The best thing to do though is to get into direct sunlight and check your car for what will appear to be tiny scratches form circular patterns across your paint. If you see these, then you need to polish if you want them removed.



Best practice for full detail is:



Wash

Clay

Wash + Dry

Polish (multiple steps may be necessary)

Sealant or Wax (you can do a search to see the debate between the two)
 
Cindy- Welcome to Autopia!



I can't help but thinking that the above (good) responses might be a bit intimidating. It's easy to get awfully involved in this stuff and most of the people here are really off the deep end (myself included). I'll try to make some suggestions that'll be feasible for you. Sounds like you want to improve the swirls as best you can by hand (without making it some impossibly difficult chore) and then keep it looking good for a while (until you need to do it again).



Oh, before I forget- IPA = Rubbing Alcohol, but IMO you don't need to use that. Sealants are basically "synthetic waxes", don't worry about the diffs.



Removing swirls using abrasives, *BY HAND* is a pretty daunting challenge. You can buy the product(s) I list below and try them on small areas, see how it goes and whether you want to do the whole vehicle. Note that you can do it piecemeal, one panel after each of a series of regular washes; you don't need to do the whole vehicle in one marathon session.

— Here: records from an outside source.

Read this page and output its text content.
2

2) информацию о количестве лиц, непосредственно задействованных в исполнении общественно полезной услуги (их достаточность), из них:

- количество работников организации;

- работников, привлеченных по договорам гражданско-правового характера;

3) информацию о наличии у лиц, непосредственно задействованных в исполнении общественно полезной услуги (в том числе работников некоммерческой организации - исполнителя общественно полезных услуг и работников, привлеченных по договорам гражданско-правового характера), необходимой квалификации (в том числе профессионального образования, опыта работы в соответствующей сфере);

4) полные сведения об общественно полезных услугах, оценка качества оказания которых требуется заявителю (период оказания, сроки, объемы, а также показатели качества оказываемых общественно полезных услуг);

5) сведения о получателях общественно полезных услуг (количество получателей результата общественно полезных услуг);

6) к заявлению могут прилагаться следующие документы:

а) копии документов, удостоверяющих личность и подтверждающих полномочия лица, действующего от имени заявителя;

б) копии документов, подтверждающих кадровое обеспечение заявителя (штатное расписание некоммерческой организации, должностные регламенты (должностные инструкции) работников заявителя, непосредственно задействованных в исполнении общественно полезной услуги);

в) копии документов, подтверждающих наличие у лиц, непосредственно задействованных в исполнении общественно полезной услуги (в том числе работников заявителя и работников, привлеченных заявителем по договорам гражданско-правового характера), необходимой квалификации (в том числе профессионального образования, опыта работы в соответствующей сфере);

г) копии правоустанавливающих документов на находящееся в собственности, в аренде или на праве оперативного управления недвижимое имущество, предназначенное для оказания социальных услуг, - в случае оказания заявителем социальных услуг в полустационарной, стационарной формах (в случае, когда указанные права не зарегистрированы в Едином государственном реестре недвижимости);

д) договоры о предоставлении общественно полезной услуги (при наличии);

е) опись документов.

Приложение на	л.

I'd approach this as a three step process (after the wash and claying). Don't worry, you won't have to do the first (toughest) step every time and the second two go pretty fast and easy. Sure hope I didn't lose you at "three steps"! Again, doing all three steps on one panel shouldn't be too bad and you can go ahead and do more if you have the time that day.

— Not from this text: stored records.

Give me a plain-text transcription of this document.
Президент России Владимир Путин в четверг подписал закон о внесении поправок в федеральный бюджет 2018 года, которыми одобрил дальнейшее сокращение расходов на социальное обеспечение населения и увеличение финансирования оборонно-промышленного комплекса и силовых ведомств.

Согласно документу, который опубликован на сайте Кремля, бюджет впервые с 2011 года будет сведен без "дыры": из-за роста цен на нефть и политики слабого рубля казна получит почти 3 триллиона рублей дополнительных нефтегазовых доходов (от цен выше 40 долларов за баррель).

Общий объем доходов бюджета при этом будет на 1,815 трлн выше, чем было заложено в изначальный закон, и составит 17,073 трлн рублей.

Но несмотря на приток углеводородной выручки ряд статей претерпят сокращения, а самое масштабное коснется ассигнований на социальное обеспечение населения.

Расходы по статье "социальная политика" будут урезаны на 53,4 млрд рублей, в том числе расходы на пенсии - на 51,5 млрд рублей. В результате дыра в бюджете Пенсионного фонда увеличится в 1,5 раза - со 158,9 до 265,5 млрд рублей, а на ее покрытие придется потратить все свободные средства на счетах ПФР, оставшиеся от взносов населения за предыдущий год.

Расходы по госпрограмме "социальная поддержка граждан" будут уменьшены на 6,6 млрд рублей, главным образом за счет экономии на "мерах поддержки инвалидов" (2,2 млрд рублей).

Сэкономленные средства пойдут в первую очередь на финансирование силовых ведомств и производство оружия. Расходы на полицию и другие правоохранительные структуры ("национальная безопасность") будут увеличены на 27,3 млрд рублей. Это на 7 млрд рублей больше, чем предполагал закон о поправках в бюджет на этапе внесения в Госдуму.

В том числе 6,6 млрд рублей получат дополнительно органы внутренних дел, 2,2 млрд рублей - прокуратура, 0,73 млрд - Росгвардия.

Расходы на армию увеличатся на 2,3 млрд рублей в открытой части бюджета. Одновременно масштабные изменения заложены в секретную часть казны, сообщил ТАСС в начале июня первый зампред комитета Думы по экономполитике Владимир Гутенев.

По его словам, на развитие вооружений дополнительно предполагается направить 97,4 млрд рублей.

Note that some of the product suggestions mirror previous responses; what works, works.



The idea is to:



1) fix the swirls

2) clean and prep the paint while hiding some remaining flaws

3) protect the paint



1) Remove/reduce the swirls with Meguiar's Ultimate Coumpound (somewhat potent) or Meguiar's Scratch-X v2.0 (milder) or Swirl-X (mildest). Use as per the label directions.



2) Clean the paint and hide some remaining flaws with Autoglym Super Resin Polish ("SRP", source: Search ). There's nothing wrong with the Klasse All In One ("KAIO", and you can use it on black trim) but KAIO doesn't hide flaws the way SRP does. You could stop after that and apply the third step (the wax) later if you want, after the next wash. These products are quite user-friendly.



3) Wax with Collinite (either the 915 (durable, with good looks) or 476S (VERY durable) or 845 (VERY user-friendly and also quite durable, very reflective-looking). My niece-in-law simply loves the 845 and she's doing a big vehicle with it.



It's that first step that's the tough one, there's a reason why so many people use electric polishers. I can't help but wonder how satisfied you'd be if you simply skipped that and just did the SRP topped with wax. NO, it won't look as good..you'll still have the swirls, they'll just be hidden a little bit. But that approach (just clay, SRP, wax) would sure be quick and easy.



Be careful what you buy. There are a lot of products out there that *DO NOT* do what one would expect them to do ;) and it's easy to waste time and money. The stuff listed above *works*.